Thanks for letting us know about this and for the background and pics - London is amazing with so many beautiful spots to discover, but I didn't know about this one and will make a trip there soon.

Thanks for sharing with the masses. It is the most fantastic place which on cold weekends can be very quiet. My mate was married in the Chainstore here last year and I was best man. All the guests - most of which came from the westcountry - and loved it. Some of the ex-navy guests including the brides father were amazed that the city that we all adopted can look this good! 

If you like lighthouses and don't want to go miles to the coast this is the place for you!

So Hugh you weren't tempted by the parkour centre?

If you are in the area again there is a small nature reserve to the north where the Lea runs past Canning Town. There is also the Canning Town Caravanserai - a form of pop up urbanism defying the developers lack of activity for the last 6 or 7 years.

I saw the building, but think it was closed. SInce you flagged it, I just checked it on Google.....and ahhhh, THAT's what it is!

Thanks for the Canning Town Recomednations. I'll check them out. The Caravanserai looks good.

Yes that's the one - also known as free running. 

I love this place and second the recommendation - in particular the nature reserves (see a satellite photo) and the bits of the lower Lea which you can get to.

Friends rented an office here around 2000, when there was a big cooking oil refinery on the Lea just off the roundabout. Fatboys diner was there then, a haunt of waiting RAC & delivery drivers! There has been much building of luxury apartments since, but this finger of land has at least partially resisted this, and the Trinity Buoy Wharf developers have done what they can to marry the two worlds.

We lost much of the Bow Backs, the amazing little river courses above Stratford, when the Olympic Park was developed but much of the lower Lea survived unscathed by this particular wave of modernism.

The Grade I mill at 3 Mills Island is a great thing to see when it is open.

I also love the Greenway, the long walk from Bow to Beckton which feels like an old railway line but is actually still North London's main sewer.

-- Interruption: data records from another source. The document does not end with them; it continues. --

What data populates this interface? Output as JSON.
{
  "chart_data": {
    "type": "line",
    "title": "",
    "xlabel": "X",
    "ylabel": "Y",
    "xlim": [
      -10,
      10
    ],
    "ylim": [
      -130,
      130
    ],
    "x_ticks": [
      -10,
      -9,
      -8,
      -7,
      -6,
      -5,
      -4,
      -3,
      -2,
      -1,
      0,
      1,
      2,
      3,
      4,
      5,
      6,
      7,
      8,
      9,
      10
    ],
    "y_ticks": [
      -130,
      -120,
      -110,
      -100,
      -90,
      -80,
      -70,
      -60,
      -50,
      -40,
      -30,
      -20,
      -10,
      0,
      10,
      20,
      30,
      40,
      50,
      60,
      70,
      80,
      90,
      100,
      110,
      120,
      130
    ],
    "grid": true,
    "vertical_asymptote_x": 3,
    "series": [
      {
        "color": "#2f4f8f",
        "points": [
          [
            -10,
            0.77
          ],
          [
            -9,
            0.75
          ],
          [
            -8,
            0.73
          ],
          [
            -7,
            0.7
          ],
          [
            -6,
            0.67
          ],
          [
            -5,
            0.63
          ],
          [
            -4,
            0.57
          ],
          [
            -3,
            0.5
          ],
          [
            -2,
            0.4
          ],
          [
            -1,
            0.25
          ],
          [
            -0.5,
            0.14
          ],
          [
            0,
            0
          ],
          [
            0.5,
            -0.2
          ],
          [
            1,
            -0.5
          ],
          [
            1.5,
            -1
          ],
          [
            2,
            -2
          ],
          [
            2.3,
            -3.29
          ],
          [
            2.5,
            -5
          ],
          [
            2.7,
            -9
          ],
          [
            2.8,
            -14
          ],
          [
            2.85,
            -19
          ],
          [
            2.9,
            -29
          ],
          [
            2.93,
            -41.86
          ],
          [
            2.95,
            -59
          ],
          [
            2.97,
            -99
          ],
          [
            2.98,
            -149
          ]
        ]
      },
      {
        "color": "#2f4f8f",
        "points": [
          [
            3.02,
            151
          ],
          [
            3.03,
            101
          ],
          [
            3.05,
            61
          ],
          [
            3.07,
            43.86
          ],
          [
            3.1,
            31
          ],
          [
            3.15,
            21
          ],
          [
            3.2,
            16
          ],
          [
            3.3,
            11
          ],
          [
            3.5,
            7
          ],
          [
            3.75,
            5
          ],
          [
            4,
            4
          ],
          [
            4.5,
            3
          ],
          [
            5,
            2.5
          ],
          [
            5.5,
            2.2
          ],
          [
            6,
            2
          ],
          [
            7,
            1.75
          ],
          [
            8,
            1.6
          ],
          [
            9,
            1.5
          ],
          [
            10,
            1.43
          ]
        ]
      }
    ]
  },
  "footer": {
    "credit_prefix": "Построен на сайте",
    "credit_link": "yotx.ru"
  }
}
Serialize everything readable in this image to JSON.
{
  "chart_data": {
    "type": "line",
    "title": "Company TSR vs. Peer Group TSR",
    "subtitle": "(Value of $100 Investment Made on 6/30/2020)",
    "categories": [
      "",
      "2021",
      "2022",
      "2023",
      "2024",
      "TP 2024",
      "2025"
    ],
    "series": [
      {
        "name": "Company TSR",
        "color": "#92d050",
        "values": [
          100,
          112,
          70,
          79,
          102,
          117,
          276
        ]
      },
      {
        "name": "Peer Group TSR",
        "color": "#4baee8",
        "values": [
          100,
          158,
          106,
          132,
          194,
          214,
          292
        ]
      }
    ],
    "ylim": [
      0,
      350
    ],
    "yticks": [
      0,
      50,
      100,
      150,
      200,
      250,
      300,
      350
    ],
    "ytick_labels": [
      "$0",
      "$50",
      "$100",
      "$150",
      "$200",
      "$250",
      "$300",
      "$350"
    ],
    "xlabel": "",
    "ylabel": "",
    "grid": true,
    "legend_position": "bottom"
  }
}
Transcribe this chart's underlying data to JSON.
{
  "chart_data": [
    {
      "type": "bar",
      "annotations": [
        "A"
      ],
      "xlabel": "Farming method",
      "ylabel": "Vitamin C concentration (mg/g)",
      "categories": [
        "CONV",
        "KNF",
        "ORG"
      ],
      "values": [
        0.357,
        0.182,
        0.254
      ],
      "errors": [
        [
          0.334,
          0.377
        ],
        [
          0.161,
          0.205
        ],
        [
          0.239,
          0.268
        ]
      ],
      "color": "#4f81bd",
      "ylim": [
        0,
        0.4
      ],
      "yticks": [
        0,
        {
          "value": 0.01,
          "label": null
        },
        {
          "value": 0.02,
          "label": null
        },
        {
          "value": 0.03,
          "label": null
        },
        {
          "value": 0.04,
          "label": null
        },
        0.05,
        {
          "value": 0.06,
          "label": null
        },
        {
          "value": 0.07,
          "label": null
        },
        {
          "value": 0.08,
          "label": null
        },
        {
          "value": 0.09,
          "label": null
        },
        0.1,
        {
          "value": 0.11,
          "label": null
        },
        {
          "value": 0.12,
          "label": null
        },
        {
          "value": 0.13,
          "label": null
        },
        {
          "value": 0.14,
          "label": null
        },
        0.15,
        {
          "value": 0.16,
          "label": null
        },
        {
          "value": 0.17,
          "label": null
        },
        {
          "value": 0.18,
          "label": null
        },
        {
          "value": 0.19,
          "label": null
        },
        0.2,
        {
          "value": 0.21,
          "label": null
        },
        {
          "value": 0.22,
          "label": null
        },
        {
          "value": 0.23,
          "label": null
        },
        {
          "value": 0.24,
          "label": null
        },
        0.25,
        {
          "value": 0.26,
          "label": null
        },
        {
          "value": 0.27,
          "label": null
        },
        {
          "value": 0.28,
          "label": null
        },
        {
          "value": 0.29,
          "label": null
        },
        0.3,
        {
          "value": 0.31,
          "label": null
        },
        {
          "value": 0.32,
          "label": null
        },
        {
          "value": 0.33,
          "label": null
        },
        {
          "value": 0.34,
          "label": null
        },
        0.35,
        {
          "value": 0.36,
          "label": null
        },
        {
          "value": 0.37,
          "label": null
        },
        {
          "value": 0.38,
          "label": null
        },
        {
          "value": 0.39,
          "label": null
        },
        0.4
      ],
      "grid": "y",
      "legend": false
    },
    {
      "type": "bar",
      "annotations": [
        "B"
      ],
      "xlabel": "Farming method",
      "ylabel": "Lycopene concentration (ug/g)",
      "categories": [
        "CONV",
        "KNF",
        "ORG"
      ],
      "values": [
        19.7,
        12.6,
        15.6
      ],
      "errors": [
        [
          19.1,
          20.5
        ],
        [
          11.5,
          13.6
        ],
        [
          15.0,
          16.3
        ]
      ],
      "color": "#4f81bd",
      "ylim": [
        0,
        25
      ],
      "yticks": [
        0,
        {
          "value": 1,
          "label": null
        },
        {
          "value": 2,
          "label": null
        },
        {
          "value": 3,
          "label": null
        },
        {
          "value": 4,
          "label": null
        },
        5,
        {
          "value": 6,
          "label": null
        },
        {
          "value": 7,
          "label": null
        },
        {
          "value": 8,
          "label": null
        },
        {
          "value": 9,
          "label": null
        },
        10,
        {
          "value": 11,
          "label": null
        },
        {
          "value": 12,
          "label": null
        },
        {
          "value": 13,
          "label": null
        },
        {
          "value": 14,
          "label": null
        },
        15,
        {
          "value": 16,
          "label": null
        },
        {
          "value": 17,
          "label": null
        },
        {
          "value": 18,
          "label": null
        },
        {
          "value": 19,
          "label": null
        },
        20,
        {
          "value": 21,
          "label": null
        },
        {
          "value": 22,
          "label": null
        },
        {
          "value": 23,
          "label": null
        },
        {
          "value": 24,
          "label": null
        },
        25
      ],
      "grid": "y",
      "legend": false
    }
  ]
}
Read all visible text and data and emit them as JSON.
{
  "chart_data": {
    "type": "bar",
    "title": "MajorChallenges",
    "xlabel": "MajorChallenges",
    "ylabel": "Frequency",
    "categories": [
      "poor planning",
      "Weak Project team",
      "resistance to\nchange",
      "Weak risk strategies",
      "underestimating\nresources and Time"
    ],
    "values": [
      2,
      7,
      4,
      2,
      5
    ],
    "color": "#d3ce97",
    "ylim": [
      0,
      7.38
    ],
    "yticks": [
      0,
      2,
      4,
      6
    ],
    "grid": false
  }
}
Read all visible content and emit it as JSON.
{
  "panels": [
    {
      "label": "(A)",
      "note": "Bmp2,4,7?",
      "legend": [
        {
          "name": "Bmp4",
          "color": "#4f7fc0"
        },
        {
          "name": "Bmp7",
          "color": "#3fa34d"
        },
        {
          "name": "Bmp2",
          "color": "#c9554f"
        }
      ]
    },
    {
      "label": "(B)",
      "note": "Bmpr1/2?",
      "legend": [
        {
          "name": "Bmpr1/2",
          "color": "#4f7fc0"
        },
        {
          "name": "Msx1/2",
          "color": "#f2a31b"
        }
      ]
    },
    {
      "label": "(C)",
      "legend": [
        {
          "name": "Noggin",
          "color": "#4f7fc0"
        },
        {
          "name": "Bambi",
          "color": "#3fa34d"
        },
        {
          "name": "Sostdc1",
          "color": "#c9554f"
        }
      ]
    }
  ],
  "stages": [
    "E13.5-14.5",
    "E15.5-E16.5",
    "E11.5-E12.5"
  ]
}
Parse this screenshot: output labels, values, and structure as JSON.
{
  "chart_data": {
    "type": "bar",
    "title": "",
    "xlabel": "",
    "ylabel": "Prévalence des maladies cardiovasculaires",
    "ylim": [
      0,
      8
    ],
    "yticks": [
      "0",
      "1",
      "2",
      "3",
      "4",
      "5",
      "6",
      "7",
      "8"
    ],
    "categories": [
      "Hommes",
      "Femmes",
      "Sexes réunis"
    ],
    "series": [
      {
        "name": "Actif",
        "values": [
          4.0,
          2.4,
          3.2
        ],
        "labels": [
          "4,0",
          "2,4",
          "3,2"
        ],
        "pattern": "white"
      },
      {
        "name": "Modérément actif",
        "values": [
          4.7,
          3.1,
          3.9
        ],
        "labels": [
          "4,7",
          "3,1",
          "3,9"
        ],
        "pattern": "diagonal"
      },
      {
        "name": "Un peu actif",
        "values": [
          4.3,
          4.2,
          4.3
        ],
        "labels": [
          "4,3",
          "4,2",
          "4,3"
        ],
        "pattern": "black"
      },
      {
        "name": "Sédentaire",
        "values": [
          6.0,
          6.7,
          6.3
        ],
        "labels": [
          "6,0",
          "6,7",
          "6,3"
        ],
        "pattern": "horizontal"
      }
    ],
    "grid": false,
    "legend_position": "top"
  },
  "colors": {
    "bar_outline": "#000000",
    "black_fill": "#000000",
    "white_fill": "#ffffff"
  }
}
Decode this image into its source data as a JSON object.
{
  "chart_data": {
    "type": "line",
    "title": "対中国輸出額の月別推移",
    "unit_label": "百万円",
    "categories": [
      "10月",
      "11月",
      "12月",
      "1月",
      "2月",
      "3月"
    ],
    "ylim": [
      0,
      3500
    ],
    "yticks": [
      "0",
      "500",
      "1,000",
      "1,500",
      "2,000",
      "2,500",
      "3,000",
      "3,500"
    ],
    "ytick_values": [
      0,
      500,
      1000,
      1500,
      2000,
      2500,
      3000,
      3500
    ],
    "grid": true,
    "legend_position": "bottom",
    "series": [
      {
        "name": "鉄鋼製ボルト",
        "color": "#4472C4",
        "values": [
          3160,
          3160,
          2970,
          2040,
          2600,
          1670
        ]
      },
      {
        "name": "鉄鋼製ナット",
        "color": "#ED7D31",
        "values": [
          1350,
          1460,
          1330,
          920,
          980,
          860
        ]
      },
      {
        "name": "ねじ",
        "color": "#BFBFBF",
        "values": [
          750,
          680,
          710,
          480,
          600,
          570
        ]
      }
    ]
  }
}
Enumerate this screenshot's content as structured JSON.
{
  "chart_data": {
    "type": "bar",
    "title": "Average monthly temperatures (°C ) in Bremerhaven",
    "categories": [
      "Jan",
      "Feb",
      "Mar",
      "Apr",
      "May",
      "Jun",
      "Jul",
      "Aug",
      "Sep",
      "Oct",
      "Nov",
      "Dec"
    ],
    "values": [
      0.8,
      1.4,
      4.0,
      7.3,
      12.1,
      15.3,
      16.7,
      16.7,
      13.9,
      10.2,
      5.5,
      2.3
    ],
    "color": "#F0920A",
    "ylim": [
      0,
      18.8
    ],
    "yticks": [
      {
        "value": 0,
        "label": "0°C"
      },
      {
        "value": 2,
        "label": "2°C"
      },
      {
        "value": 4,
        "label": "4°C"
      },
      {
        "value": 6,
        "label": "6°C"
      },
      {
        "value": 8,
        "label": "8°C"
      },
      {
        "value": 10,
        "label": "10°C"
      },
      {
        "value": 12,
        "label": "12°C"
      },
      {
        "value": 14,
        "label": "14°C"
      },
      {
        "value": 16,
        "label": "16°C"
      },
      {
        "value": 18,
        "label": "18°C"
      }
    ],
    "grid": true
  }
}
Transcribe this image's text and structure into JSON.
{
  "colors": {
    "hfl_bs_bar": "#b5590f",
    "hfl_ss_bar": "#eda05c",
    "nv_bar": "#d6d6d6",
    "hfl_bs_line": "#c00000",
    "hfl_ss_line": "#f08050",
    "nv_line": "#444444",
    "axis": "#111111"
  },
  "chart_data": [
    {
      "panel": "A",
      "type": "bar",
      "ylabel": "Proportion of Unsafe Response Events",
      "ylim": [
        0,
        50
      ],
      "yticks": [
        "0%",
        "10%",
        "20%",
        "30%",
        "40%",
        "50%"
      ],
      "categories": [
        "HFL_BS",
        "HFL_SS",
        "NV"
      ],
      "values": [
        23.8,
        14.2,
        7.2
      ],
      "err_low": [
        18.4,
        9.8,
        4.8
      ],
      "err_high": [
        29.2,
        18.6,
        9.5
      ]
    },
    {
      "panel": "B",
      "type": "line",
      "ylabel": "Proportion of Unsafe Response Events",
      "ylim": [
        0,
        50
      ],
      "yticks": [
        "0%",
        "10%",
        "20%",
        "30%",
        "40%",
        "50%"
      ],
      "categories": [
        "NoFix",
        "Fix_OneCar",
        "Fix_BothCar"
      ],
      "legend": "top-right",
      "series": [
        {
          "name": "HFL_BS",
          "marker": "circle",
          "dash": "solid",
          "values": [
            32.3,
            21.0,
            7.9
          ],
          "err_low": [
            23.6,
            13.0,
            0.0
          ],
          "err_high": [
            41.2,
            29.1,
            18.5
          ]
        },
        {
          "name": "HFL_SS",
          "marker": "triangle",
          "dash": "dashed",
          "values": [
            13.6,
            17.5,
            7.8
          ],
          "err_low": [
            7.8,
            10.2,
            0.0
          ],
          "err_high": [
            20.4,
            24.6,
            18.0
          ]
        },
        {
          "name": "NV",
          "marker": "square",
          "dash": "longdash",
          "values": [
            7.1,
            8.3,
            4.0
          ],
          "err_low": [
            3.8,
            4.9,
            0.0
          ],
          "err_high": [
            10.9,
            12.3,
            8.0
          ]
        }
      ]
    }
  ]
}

The Lea has been a great thing for a country person like me living in London. You probably already know all about the Millfields Beam Engine, the boardwalk on the Walthamstow Marshes, The Middlesex Filter Beds nature reserve, Waterworks Nature Reserve and the old course of the Lea along the east of Hackney Marshes. I could go on..

I do have a question though. Have any of you ever heard of Channelsea Island? It's on the lower Lea just below Gainsborough Studios and is privately owned by a religious group who I think have a house of worship in the adjacent tower block. As far as I know you can't get on or off it by land, and it's got some derelict old factories. I read that the island is an 11th century engineering project, and that the Euston Arch was dumped somewhere in the silt around it. Some info exists on the web, but I'm always on the lookout for information or photos!
(Sensible Dad hat on; remember the lower Lea is a tidal river, and don't go down on the mud. I've explored the Lea with boaters and people who know the river well, and they always remain in the boat or on the path. )

Since my wife took a studio near London Fields I have had much time to walk either by the canal or through Victoria Park up to the Hertford Union and into the Olympic and back around via the Greenway. Great little circular pack full of great off road spaces. I agree great for a non Londoner sometimes in need of a bit of greenery. I also like the View Tube cafe. 

As you seem in the know what would be the best way to walk to the Olympic Park from next to Chestnuts Park in N15 as I would like to see those areas on the Lea?

I either bus it to join the Lea at Tottenham Hale, or do the slightly long walk down St Anne's / Craven Park Rd (always much longer on the way back!)

It's quite a distance to the park, but you could vary the long walk down the towpath by crossing at the first footbridge by Springfield Cafe into Coppermill Lane, and turning right after the railway onto the Nation Cycle Network path, which snakes under the railways and along Leyton Marsh. It crosses Lea Bridge Rd and then the Lea, where you turn left, follow the old river course and cross a wider foot bridge onto Eton Manor Walk. That goes into the Olympic Park by the Velodrome (but do check as I have never been into the park)

The boardwalk, Water Works and Middlesex Filter Beds nature reserves are another day out on their own.

Okay sounds doable from here. Thanks.